Sondrio (307 m s.l.m.) - capoluogo di provincia si trova nel fondovalle. Alzate lo sguardo sul versante retico, verso le zone del Grumello e della Sassella, per godere di un panorama unico: quello disegnato dai terrazzamenti vitati. Qui viene coltivato il Nebbiolo delle Alpi, nobile vitigno all'origine dei pregiati vini Docg, Doc e Igt. Di origine longobarda, il nome più antico è Sundrium: terreno tenuto e fatto lavorare direttamente dal padrone. Appartenne dapprima al municipio di Como, ma nel 1040 Enrico III di Franconia concesse la pieve sondriese alla famiglia dei Capitanei, che eresse il castello di S. Giorgio (poi monastero di S. Lorenzo) e quello di Masegra, oggi sede delle Guide Alpine della Lombardia.
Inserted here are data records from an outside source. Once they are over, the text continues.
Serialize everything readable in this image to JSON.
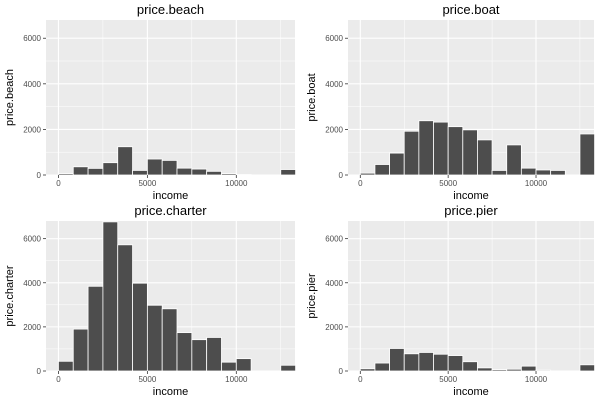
{
  "chart_data": [
    {
      "type": "bar",
      "title": "price.beach",
      "xlabel": "income",
      "ylabel": "price.beach",
      "xlim": [
        -700,
        13300
      ],
      "ylim": [
        0,
        6800
      ],
      "xticks": [
        0,
        5000,
        10000
      ],
      "yticks": [
        0,
        2000,
        4000,
        6000
      ],
      "bins": [
        0,
        833,
        1666,
        2500,
        3333,
        4166,
        5000,
        5833,
        6666,
        7500,
        8333,
        9166,
        10000,
        10833,
        11666,
        12500
      ],
      "values": [
        60,
        360,
        290,
        540,
        1240,
        200,
        700,
        640,
        300,
        260,
        160,
        60,
        20,
        0,
        0,
        240
      ]
    },
    {
      "type": "bar",
      "title": "price.boat",
      "xlabel": "income",
      "ylabel": "price.boat",
      "xlim": [
        -700,
        13300
      ],
      "ylim": [
        0,
        6800
      ],
      "xticks": [
        0,
        5000,
        10000
      ],
      "yticks": [
        0,
        2000,
        4000,
        6000
      ],
      "bins": [
        0,
        833,
        1666,
        2500,
        3333,
        4166,
        5000,
        5833,
        6666,
        7500,
        8333,
        9166,
        10000,
        10833,
        11666,
        12500
      ],
      "values": [
        80,
        460,
        960,
        1920,
        2380,
        2320,
        2120,
        1980,
        1540,
        200,
        1320,
        300,
        220,
        200,
        0,
        1800
      ]
    },
    {
      "type": "bar",
      "title": "price.charter",
      "xlabel": "income",
      "ylabel": "price.charter",
      "xlim": [
        -700,
        13300
      ],
      "ylim": [
        0,
        6800
      ],
      "xticks": [
        0,
        5000,
        10000
      ],
      "yticks": [
        0,
        2000,
        4000,
        6000
      ],
      "bins": [
        0,
        833,
        1666,
        2500,
        3333,
        4166,
        5000,
        5833,
        6666,
        7500,
        8333,
        9166,
        10000,
        10833,
        11666,
        12500
      ],
      "values": [
        440,
        1900,
        3840,
        6760,
        5720,
        3980,
        2980,
        2820,
        1740,
        1420,
        1520,
        400,
        560,
        0,
        0,
        260
      ]
    },
    {
      "type": "bar",
      "title": "price.pier",
      "xlabel": "income",
      "ylabel": "price.pier",
      "xlim": [
        -700,
        13300
      ],
      "ylim": [
        0,
        6800
      ],
      "xticks": [
        0,
        5000,
        10000
      ],
      "yticks": [
        0,
        2000,
        4000,
        6000
      ],
      "bins": [
        0,
        833,
        1666,
        2500,
        3333,
        4166,
        5000,
        5833,
        6666,
        7500,
        8333,
        9166,
        10000,
        10833,
        11666,
        12500
      ],
      "values": [
        100,
        360,
        1020,
        780,
        840,
        760,
        700,
        420,
        140,
        60,
        80,
        220,
        40,
        0,
        0,
        280
      ]
    }
  ]
}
Da vedere: il nucleo più antico “Scarpatetti”, la collegiata dei SS. Gervasio e Protasio (XVIII sec. ma di fondazione trecentesca), la chiesa di S. Rocco (XVI sec.), il palazzo Pretorio (XVI sec.), la casa Carbonera (XV-XVI sec.), i palazzi Sassi De Lavizzari (XVII sec. - sede del Museo Valtellinese di Storia e Arte) e Sertoli (XVIII sec.), il palazzo Carbonera (XVII sec.), il palazzo della Provincia (1932/35) di G. Muzio con gli encausti di Gianfilippo Usellini e il Santuario della Madonna della Sassella, di origine quattrocentesca. Sondrio già Città delle Alpi, è Città del Vino, da non perdere la notte di San Lorenzo "Calici di Stelle" e Sondrio Festival, la Mostra Internazionale dei Documentari sui Parchi che si svolge ogni anno, il mese di ottobre. E  Grazie al Sentiero Valtellina e alla suggestiva Via dei Terrazzamenti, da Sondrio partono numerose vie da percorrere in bicicletta alla scoperta del fondovalle e della montagna di mezza costa. Attivo nel capoluogo il servizio Valtellina Rent a Bike. 
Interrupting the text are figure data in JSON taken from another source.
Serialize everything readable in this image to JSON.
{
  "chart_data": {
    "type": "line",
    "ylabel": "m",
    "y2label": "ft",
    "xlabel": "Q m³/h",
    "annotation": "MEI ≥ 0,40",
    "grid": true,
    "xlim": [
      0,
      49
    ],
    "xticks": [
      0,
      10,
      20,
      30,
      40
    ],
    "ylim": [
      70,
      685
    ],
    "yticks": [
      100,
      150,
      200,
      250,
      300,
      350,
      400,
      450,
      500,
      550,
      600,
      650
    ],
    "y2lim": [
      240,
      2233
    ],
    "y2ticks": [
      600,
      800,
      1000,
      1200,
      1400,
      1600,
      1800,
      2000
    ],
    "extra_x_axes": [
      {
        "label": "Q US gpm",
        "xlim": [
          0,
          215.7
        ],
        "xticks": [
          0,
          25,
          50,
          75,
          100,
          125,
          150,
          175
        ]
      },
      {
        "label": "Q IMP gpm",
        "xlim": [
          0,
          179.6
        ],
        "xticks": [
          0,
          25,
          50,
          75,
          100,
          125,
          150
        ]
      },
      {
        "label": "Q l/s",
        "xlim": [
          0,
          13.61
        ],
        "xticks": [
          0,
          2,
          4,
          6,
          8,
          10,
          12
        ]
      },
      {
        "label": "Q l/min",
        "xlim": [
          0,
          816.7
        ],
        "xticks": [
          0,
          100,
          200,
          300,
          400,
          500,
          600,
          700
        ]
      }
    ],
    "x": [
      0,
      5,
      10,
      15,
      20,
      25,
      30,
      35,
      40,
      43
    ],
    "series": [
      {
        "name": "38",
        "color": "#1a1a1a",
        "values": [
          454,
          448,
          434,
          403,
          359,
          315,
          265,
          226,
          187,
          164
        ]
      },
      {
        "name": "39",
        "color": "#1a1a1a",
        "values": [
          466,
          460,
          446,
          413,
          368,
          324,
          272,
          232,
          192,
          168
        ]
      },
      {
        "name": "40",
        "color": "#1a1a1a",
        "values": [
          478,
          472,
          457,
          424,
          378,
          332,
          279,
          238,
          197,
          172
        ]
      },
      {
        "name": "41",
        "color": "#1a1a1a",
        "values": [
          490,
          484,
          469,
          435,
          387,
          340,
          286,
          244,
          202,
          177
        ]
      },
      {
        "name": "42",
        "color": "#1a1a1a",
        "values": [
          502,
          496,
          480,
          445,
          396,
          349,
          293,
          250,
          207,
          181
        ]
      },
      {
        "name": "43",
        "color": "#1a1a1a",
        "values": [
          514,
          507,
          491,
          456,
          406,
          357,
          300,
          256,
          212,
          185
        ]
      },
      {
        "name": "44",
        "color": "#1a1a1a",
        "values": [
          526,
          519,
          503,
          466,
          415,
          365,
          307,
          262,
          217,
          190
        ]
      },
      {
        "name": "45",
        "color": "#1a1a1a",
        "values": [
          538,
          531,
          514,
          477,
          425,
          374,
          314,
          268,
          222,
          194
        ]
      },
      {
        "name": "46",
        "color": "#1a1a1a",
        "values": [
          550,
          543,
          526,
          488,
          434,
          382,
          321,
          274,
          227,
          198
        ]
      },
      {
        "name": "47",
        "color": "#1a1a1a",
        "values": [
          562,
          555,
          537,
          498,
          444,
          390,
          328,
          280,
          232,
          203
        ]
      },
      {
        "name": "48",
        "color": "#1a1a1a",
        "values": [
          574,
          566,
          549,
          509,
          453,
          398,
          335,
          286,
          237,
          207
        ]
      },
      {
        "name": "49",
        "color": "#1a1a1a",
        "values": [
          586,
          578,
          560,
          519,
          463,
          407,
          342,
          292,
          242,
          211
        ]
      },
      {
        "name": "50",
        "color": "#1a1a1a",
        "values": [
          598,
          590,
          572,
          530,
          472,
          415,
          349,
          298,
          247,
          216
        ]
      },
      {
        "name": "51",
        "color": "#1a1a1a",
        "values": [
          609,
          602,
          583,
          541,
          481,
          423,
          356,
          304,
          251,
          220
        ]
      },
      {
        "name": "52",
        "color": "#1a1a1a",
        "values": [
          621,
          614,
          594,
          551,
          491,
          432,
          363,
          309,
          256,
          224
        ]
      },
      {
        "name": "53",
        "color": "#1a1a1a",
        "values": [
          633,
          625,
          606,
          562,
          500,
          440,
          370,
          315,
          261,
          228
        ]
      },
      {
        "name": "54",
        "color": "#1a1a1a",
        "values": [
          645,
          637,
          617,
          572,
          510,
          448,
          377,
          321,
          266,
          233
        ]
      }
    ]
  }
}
Info:  www.sondrioevalmalenco.it /  www.comune.sondrio.it      

 

Dove mangiare

Gustare la bresaola della Valtellina. Un salume delizioso e salutare, garantito dal marchio IGP, prodotto secondo le severe regole del disciplinare di produzione e nel rispetto della tradizione. Assaggiare le mele IGP di Valtellina, nelle varietà Golden Delicious, Red Delicious e Gala, un prodotto eccellente che presenta tutte le caratteristiche della mela di montagna: croccante, profumata, aromatica e succosa. Scoprire nel sapore del formaggio Bitto l'aroma delle erbe di montagna o degustare il formaggio Valtellina Casera, semigrasso di latteria di antica tradizione.